TIRANA, Feb. 10 – The first plaque honoring Albanians who rescued Jews from the Holocaust was unveiled in Tirana, Albania’s capital, arranged by the Manhattan resident whose earlier suggestion led to the erection of a memorial stone for the country’s Righteous Gentiles in the Holocaust Memorial Park in Sheepshead Bay, Brooklyn.
The English-Albanian plaque in the Jewish Corner of Tirana’s National Museum lists the names of 33 Muslim Albanians who have been honored by Yad Vashem, and leaves space for other people “whose names remain unrecorded,” said travel writer Jack Goldfarb.

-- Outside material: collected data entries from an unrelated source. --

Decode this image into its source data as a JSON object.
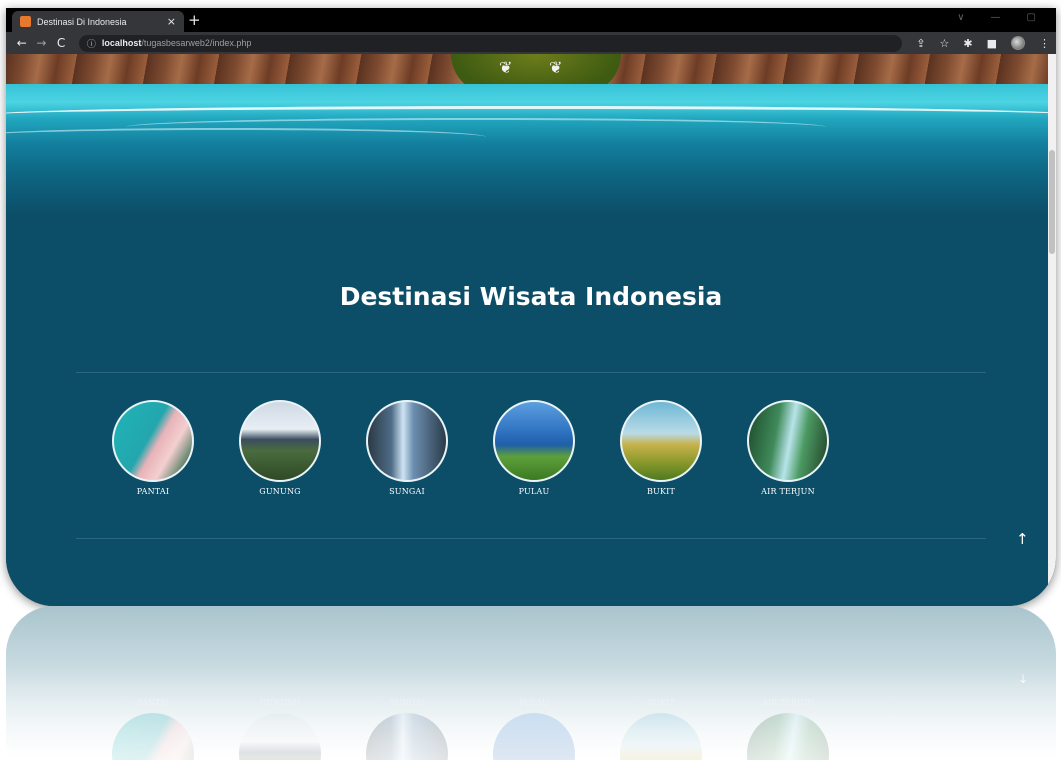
{
  "browser": {
    "tab_title": "Destinasi Di Indonesia",
    "tab_close": "×",
    "new_tab": "+",
    "url_host": "localhost",
    "url_path": "/tugasbesarweb2/index.php",
    "nav": {
      "back": "←",
      "forward": "→",
      "reload": "C"
    },
    "window_controls": {
      "minimize": "—",
      "maximize": "▢",
      "chevron": "∨"
    }
  },
  "page": {
    "section_title": "Destinasi Wisata Indonesia",
    "categories": [
      {
        "label": "PANTAI",
        "photo": "beach-photo"
      },
      {
        "label": "GUNUNG",
        "photo": "mountain-photo"
      },
      {
        "label": "SUNGAI",
        "photo": "river-photo"
      },
      {
        "label": "PULAU",
        "photo": "island-photo"
      },
      {
        "label": "BUKIT",
        "photo": "hill-photo"
      },
      {
        "label": "AIR TERJUN",
        "photo": "waterfall-photo"
      }
    ],
    "back_to_top_icon": "arrow-up-icon"
  },
  "colors": {
    "page_background": "#0c4e68",
    "water_highlight": "#4cd4e3",
    "title_text": "#ffffff"
  }
}
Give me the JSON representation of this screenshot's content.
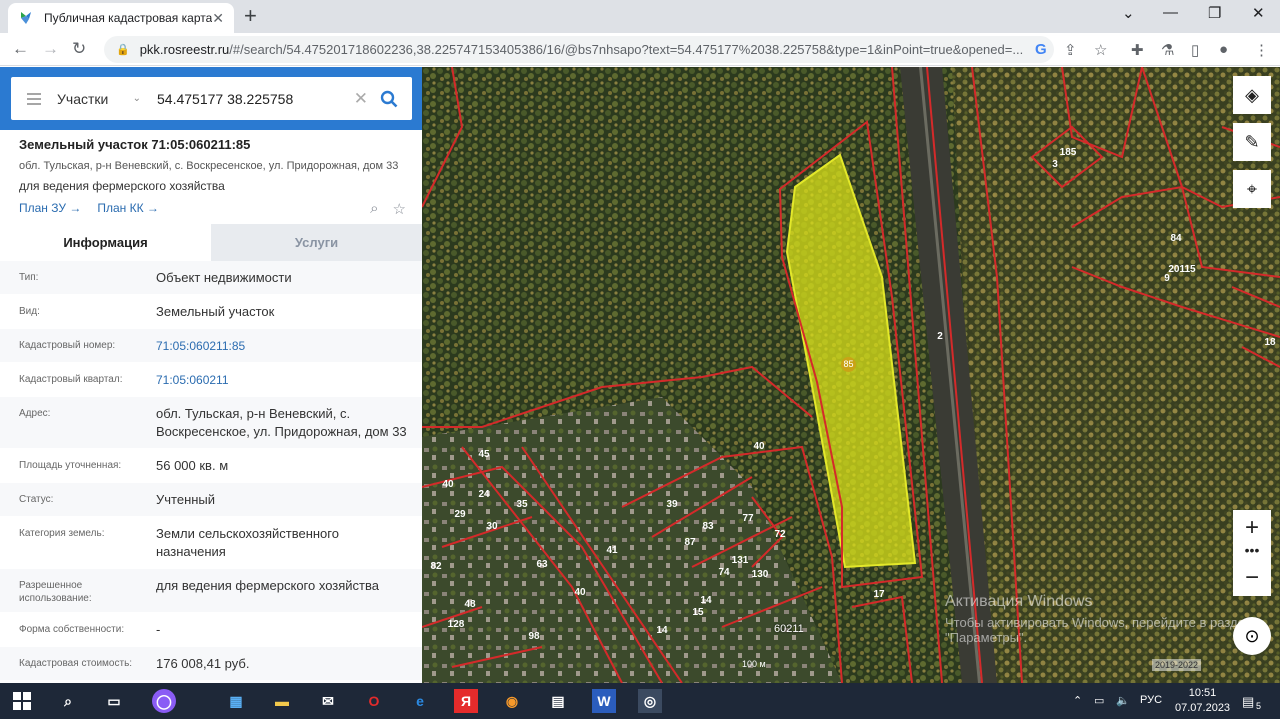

In 1994, Goldfarb discovered the then-little-known story of Albania’s record under Nazi occupation: the country, where several hundred Jews fled during World War II, ranks, with Bulgaria proper, as the only ones in Europe where not a single Jew was turned over to the Nazis. More than 2,000 Jews survived the war here, protected by the citizens who operated under the Besa code of honor, Goldfarb said.
“This grabbed my heart. I felt I could not do enough to help them,” he said.
About 60 people attended the event, he said, including members of Albania’s small Jewish community, aged rescuers, the Israeli ambassador and a representative of the American Jewish Joint Distribution Committee.